David Levinthal: Hitler Moves East. Vintage Photographs.

March 18 - April 26, 2008

John McWhinnie at Glenn Horowitz Bookseller is very pleased to announce their latest exhibition, David Levinthal: Hitler Moves East. Vintage Photographs. The show will open March 18th with a reception for the artist from 6pm to 8pm, and run through April 26th. The exhibition, drawn from Levinthal’s project of 1977, a joint production with Garry Trudeau of Doonesbury fame, will feature new installation work, vintage photographs, and the original publisher’s book macquette. In the form of installation pieces, photographs, and a publication, Hitler Moves East was initially produced as a college project while the duo were in art school at Yale. For Levinthal, then 28 years old, the work heralded the beginning of a distinctive formal and stylistic approach to photography.

Using toy soldiers, constructed dioramas, and HO models of railroads, bridges and buildings, the pair endeavored to recreate a documentary style account of Hitler’s 6th army’s irresistible push into the USSR over the course of 1941-42, and their eventual rout and surrender to Soviet forces in the winter of 1943. In the publication that emerged, Hitler Moves East; A Graphic Chronicle, 1941-43, photographs, illustrations, and text excerpts are carefully arranged in a sequence that describes the unfolding campaign, from initial triumphant beginnings to war-weary final defeat. The photographs, with sepia tones and grainy resolution, ape the prevailing style of the era’s reportage photography, invoking the celebrated battle field images of Robert Capa, amongst others. Against skillfully crafted backdrops Levinthal’s photographs deploy a constricted depth of field and a narrowed focus rendering his images all the more illusionary in their ability to suggest a war torn realism. Within the context of this project these depictions discover a new dimension for photography, one where the camera’s capacity to both accurately record and seductively suggest is pointedly married to our appetite for constructing documentary and composing narrative; in short, for formulating history.

These artfully composed tableaux – artificial in every sense – through the medium of photography, are transformed into something with a very real impact, something flushed with feeling and coursing with a sense of verité. Levinthal has said of his work that “there’s less in my photographs than meets the eye” and it is this canny understanding of the viewer’s basic inability to sift the visual fact from its personal resonance that has emerged as a central theme in his work, informing almost three decades of projects which have regularly generated a storm of controversy.

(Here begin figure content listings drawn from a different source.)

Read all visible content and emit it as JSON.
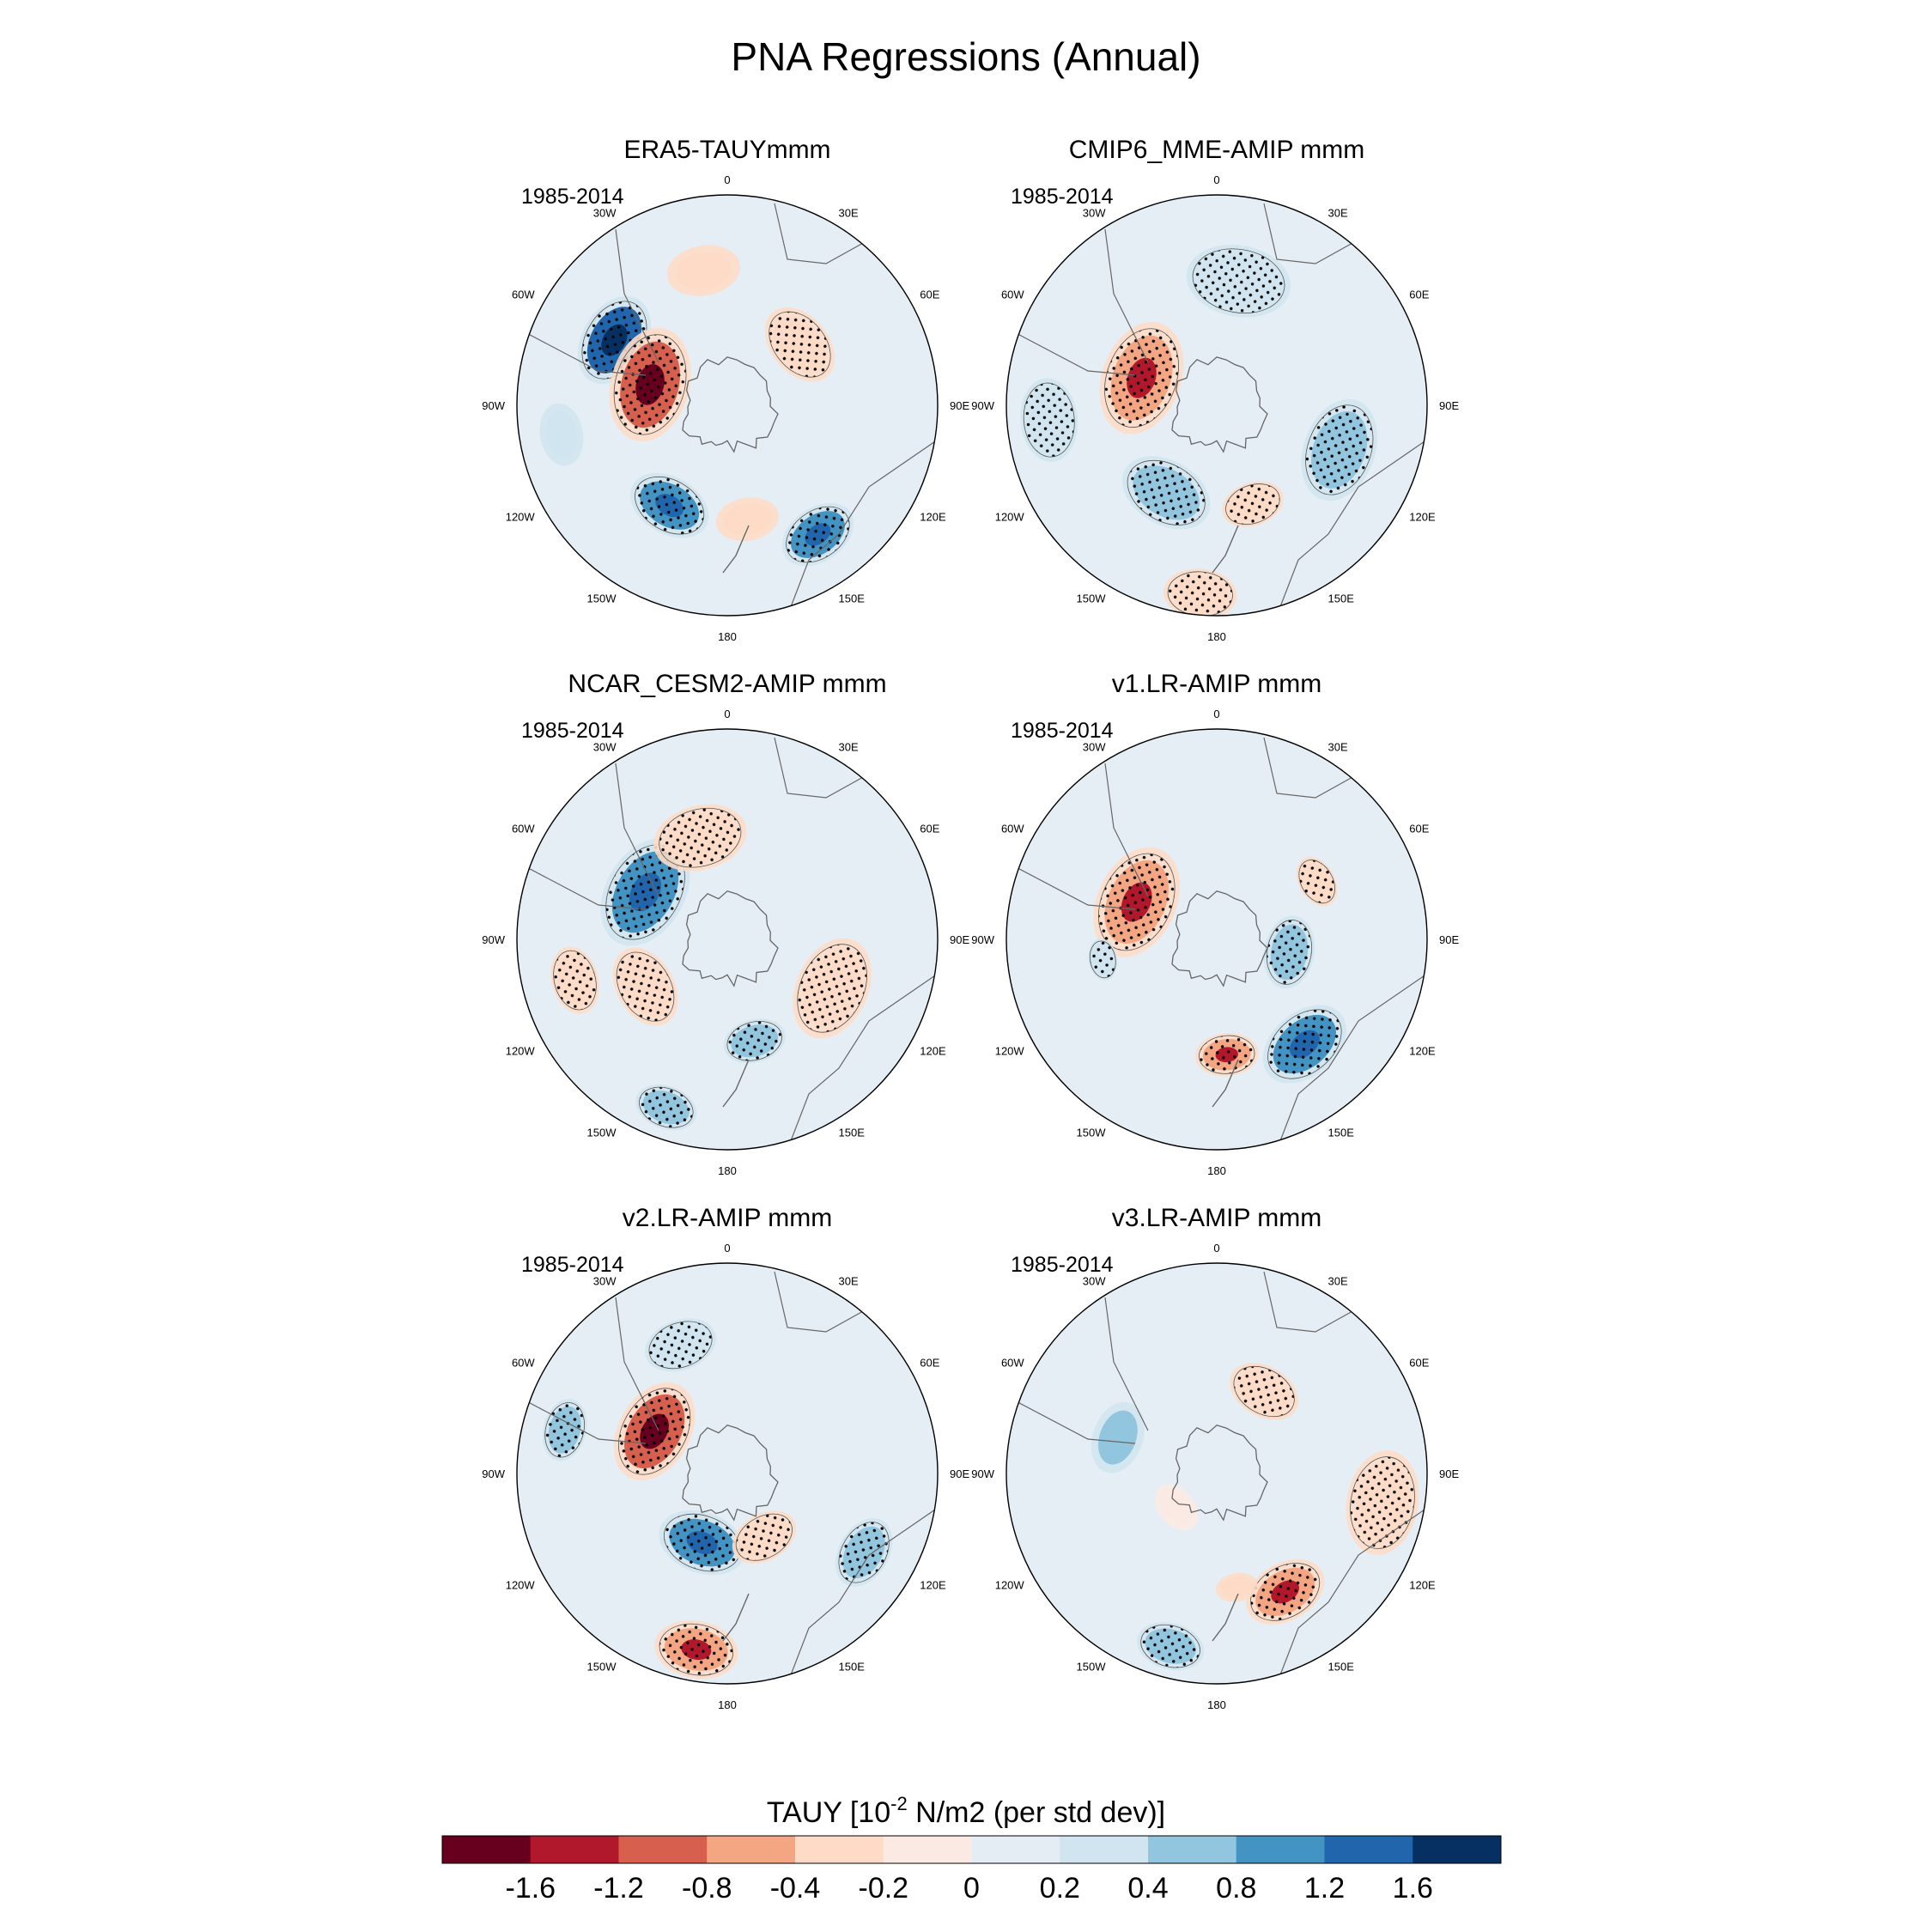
{
  "chart_data": {
    "type": "heatmap",
    "projection": "south-polar-stereographic",
    "title": "PNA Regressions (Annual)",
    "colorbar": {
      "label_main": "TAUY [10",
      "label_exp": "-2",
      "label_tail": " N/m2 (per std dev)]",
      "ticks": [
        "-1.6",
        "-1.2",
        "-0.8",
        "-0.4",
        "-0.2",
        "0",
        "0.2",
        "0.4",
        "0.8",
        "1.2",
        "1.6"
      ],
      "levels": [
        -1.6,
        -1.2,
        -0.8,
        -0.4,
        -0.2,
        0,
        0.2,
        0.4,
        0.8,
        1.2,
        1.6
      ],
      "colors": [
        "#67001f",
        "#b2182b",
        "#d6604d",
        "#f4a582",
        "#fddbc7",
        "#fbeae3",
        "#e4edf4",
        "#d1e5f0",
        "#92c5de",
        "#4393c3",
        "#2166ac",
        "#053061"
      ]
    },
    "lon_labels": [
      "0",
      "30E",
      "60E",
      "90E",
      "120E",
      "150E",
      "180",
      "150W",
      "120W",
      "90W",
      "60W",
      "30W"
    ],
    "panels": [
      {
        "title": "ERA5-TAUYmmm",
        "period": "1985-2014",
        "features": [
          {
            "lon": -60,
            "r": 0.62,
            "size": 0.18,
            "value": 1.2,
            "stipple": true
          },
          {
            "lon": -75,
            "r": 0.38,
            "size": 0.22,
            "value": -1.2,
            "stipple": true
          },
          {
            "lon": -150,
            "r": 0.55,
            "size": 0.16,
            "value": 0.8,
            "stipple": true
          },
          {
            "lon": -10,
            "r": 0.65,
            "size": 0.14,
            "value": -0.4,
            "stipple": false
          },
          {
            "lon": 50,
            "r": 0.45,
            "size": 0.16,
            "value": -0.4,
            "stipple": true
          },
          {
            "lon": 145,
            "r": 0.75,
            "size": 0.15,
            "value": 0.8,
            "stipple": true
          },
          {
            "lon": 170,
            "r": 0.55,
            "size": 0.12,
            "value": -0.4,
            "stipple": false
          },
          {
            "lon": -100,
            "r": 0.8,
            "size": 0.12,
            "value": 0.2,
            "stipple": false
          }
        ]
      },
      {
        "title": "CMIP6_MME-AMIP  mmm",
        "period": "1985-2014",
        "features": [
          {
            "lon": -70,
            "r": 0.38,
            "size": 0.22,
            "value": -0.8,
            "stipple": true
          },
          {
            "lon": -150,
            "r": 0.48,
            "size": 0.18,
            "value": 0.4,
            "stipple": true
          },
          {
            "lon": 10,
            "r": 0.6,
            "size": 0.2,
            "value": 0.2,
            "stipple": true
          },
          {
            "lon": 110,
            "r": 0.62,
            "size": 0.2,
            "value": 0.4,
            "stipple": true
          },
          {
            "lon": -95,
            "r": 0.8,
            "size": 0.16,
            "value": 0.2,
            "stipple": true
          },
          {
            "lon": -175,
            "r": 0.9,
            "size": 0.14,
            "value": -0.4,
            "stipple": true
          },
          {
            "lon": 160,
            "r": 0.5,
            "size": 0.12,
            "value": -0.4,
            "stipple": true
          }
        ]
      },
      {
        "title": "NCAR_CESM2-AMIP  mmm",
        "period": "1985-2014",
        "features": [
          {
            "lon": -60,
            "r": 0.45,
            "size": 0.22,
            "value": 0.8,
            "stipple": true
          },
          {
            "lon": -15,
            "r": 0.5,
            "size": 0.18,
            "value": -0.4,
            "stipple": true
          },
          {
            "lon": -120,
            "r": 0.45,
            "size": 0.16,
            "value": -0.4,
            "stipple": true
          },
          {
            "lon": -105,
            "r": 0.75,
            "size": 0.13,
            "value": -0.4,
            "stipple": true
          },
          {
            "lon": 115,
            "r": 0.55,
            "size": 0.2,
            "value": -0.4,
            "stipple": true
          },
          {
            "lon": 165,
            "r": 0.5,
            "size": 0.12,
            "value": 0.4,
            "stipple": true
          },
          {
            "lon": -160,
            "r": 0.85,
            "size": 0.12,
            "value": 0.4,
            "stipple": true
          }
        ]
      },
      {
        "title": "v1.LR-AMIP  mmm",
        "period": "1985-2014",
        "features": [
          {
            "lon": -65,
            "r": 0.42,
            "size": 0.22,
            "value": -0.8,
            "stipple": true
          },
          {
            "lon": 140,
            "r": 0.65,
            "size": 0.18,
            "value": 0.8,
            "stipple": true
          },
          {
            "lon": 175,
            "r": 0.55,
            "size": 0.12,
            "value": -0.8,
            "stipple": true
          },
          {
            "lon": 100,
            "r": 0.35,
            "size": 0.14,
            "value": 0.4,
            "stipple": true
          },
          {
            "lon": 60,
            "r": 0.55,
            "size": 0.1,
            "value": -0.4,
            "stipple": true
          },
          {
            "lon": -100,
            "r": 0.55,
            "size": 0.08,
            "value": 0.2,
            "stipple": true
          }
        ]
      },
      {
        "title": "v2.LR-AMIP  mmm",
        "period": "1985-2014",
        "features": [
          {
            "lon": -60,
            "r": 0.4,
            "size": 0.2,
            "value": -1.2,
            "stipple": true
          },
          {
            "lon": -160,
            "r": 0.35,
            "size": 0.17,
            "value": 0.8,
            "stipple": true
          },
          {
            "lon": 150,
            "r": 0.35,
            "size": 0.13,
            "value": -0.4,
            "stipple": true
          },
          {
            "lon": -170,
            "r": 0.85,
            "size": 0.16,
            "value": -0.8,
            "stipple": true
          },
          {
            "lon": -20,
            "r": 0.65,
            "size": 0.14,
            "value": 0.2,
            "stipple": true
          },
          {
            "lon": -75,
            "r": 0.8,
            "size": 0.12,
            "value": 0.4,
            "stipple": true
          },
          {
            "lon": 120,
            "r": 0.75,
            "size": 0.14,
            "value": 0.4,
            "stipple": true
          }
        ]
      },
      {
        "title": "v3.LR-AMIP  mmm",
        "period": "1985-2014",
        "features": [
          {
            "lon": -70,
            "r": 0.5,
            "size": 0.14,
            "value": 0.4,
            "stipple": false
          },
          {
            "lon": 30,
            "r": 0.45,
            "size": 0.14,
            "value": -0.4,
            "stipple": true
          },
          {
            "lon": 100,
            "r": 0.8,
            "size": 0.2,
            "value": -0.4,
            "stipple": true
          },
          {
            "lon": 150,
            "r": 0.65,
            "size": 0.16,
            "value": -0.8,
            "stipple": true
          },
          {
            "lon": -165,
            "r": 0.85,
            "size": 0.13,
            "value": 0.4,
            "stipple": true
          },
          {
            "lon": -130,
            "r": 0.25,
            "size": 0.1,
            "value": -0.2,
            "stipple": false
          },
          {
            "lon": 170,
            "r": 0.55,
            "size": 0.08,
            "value": -0.4,
            "stipple": false
          }
        ]
      }
    ]
  }
}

When Levinthal and Trudeau’s slyly crafted publication first emerged in 1977 the authors were astonished at how quickly people believed the images were actual war photographs. Bookstores routinely placed the book in the history and not photography sections. This sort of myopic response is certainly a valid reaction to the artistry in Levinthal’s photographs, but it is not intrinsically the sort of scrutiny his work courts. He wants the viewer to peer into the photograph and perceive the artificiality at work there, but in so doing to catch something of the truth which is leaking from these creations; vision is not a unilateral process, but a dialogue between viewer and viewed. Truth and artifice are not diametrically opposed, but complexly related and interwoven.

A new publication, Hitler Moves East; Artist’s Cut, has been published by JMc & GHB editions to accompany the show. The forty-four page, paper bound book features reproductions of original photographs produced for the project of 1977, as well as illustrations from research source materials used. Featuring works not included in the original publication, Artist’s Cut represents an artistic reworking by the photographer of the seminal themes which made the original a cultural touchstone. A deluxe edition of this publication will also be made available and will include an original piece of artwork.

David Levinthal was born in San Francisco, CA in 1949. He is the recipient of a John Simon Guggenheim Memorial Foundation Fellowship (1995), a National Endowment for the Arts Visual Artists Fellowship (1990-91), Polaroid Corporation Artist Support Grants (1987-89), and the Prix du Livre de Photographie, Le Prix du Livre-Images, les Rencontres, Arles, France (1997). His major projects include Hitler Moves East (1977), Modern Romance (1986), The Wild West (1989), American Beauties (1990), Desire (1991), Mein Kampf (1994), Blackface (1996), Barbie Millicent Roberts (1999), XXX (1999), Netsuke (2002), and Baseball (2003). His work has been widely exhibited nationally and internationally, in group and solo shows, and has been collected by numerous institutions. He lives and works in New York City.